Ces centaines de milliers de troncs alignés à perte de vue dans le comté du Värmland, au centre-ouest du pays, ne constituent le stock que d’une seule entreprise de la région. « On trouve des endroits comme celui-ci un peu partout en Suède. Le bois va ensuite être acheminé par train ou par camion jusqu’à des scieries et surtout des papeteries qui se trouvent généralement sur la côte, car la fabrique du papier est très gourmande en eau et cela permet ensuite d’exporter le produit fini par bateau », relate Mélanie Wenger. La Suède est le plus grand exportateur de pâte à papier d’Europe. « Ici, l’industrie forestière ne s’arrête jamais : elle fonctionne jour et nuit, sept jours sur sept. »

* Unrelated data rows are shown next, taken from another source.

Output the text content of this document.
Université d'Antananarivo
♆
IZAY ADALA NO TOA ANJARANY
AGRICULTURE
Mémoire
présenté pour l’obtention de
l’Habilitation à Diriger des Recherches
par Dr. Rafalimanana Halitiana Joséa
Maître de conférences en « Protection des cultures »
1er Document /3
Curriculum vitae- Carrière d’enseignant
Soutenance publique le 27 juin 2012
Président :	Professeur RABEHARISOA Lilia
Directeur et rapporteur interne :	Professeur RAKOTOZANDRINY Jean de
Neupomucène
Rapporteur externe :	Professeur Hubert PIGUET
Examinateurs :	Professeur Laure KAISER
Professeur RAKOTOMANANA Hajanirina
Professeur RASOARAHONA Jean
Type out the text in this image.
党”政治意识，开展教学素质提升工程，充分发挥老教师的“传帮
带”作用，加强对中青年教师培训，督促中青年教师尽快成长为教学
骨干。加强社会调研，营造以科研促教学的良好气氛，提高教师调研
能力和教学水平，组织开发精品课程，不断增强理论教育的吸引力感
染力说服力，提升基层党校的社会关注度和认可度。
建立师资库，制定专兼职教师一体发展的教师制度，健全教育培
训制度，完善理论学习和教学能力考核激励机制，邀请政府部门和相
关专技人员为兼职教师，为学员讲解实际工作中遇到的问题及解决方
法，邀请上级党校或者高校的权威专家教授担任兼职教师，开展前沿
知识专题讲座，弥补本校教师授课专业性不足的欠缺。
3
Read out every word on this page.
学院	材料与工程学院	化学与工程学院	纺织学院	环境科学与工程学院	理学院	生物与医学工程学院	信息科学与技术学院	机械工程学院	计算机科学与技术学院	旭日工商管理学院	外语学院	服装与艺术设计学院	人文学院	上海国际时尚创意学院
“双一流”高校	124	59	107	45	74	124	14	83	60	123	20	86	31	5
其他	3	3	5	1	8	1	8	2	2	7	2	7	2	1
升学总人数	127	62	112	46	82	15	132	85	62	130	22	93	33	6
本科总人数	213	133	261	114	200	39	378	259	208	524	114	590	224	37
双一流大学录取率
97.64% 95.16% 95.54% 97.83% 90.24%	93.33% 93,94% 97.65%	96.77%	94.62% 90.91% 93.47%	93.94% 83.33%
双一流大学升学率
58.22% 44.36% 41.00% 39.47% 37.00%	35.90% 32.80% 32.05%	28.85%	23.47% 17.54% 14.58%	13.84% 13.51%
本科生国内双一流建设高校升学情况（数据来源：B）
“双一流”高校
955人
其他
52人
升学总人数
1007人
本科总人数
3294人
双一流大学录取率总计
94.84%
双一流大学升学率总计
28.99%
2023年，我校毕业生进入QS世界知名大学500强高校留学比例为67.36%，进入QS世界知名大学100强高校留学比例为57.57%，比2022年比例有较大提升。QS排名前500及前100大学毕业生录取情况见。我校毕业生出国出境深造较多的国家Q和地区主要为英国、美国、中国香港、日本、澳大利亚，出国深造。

Il y a une dizaine d’années, pensant couler des jours tranquilles, Lars-Ture Lindholm s’est installé avec son épouse dans la les environs du village de Jokkmokk, au-delà du cercle arctique. « Un jour, le retraité a repéré des marques sur les arbres qui entourent sa maison, construite au cœur de l’une des dernières forêts boréales primaires de Suède. Il s’est battu pour la protéger de la coupe rase à laquelle la promettait la compagnie d’État Sveaskog. » Depuis, les quelques hectares qui entourent la maison de Lars-Ture ont été transformés en parc naturel et font partie des 6 petits pour cent de forêts naturelles protégées du royaume. « Mais, il ne s’agit que d’un périmètre limité. Il ne faut pas se balader bien loin pour tomber sur d’autres coupes à blanc. » 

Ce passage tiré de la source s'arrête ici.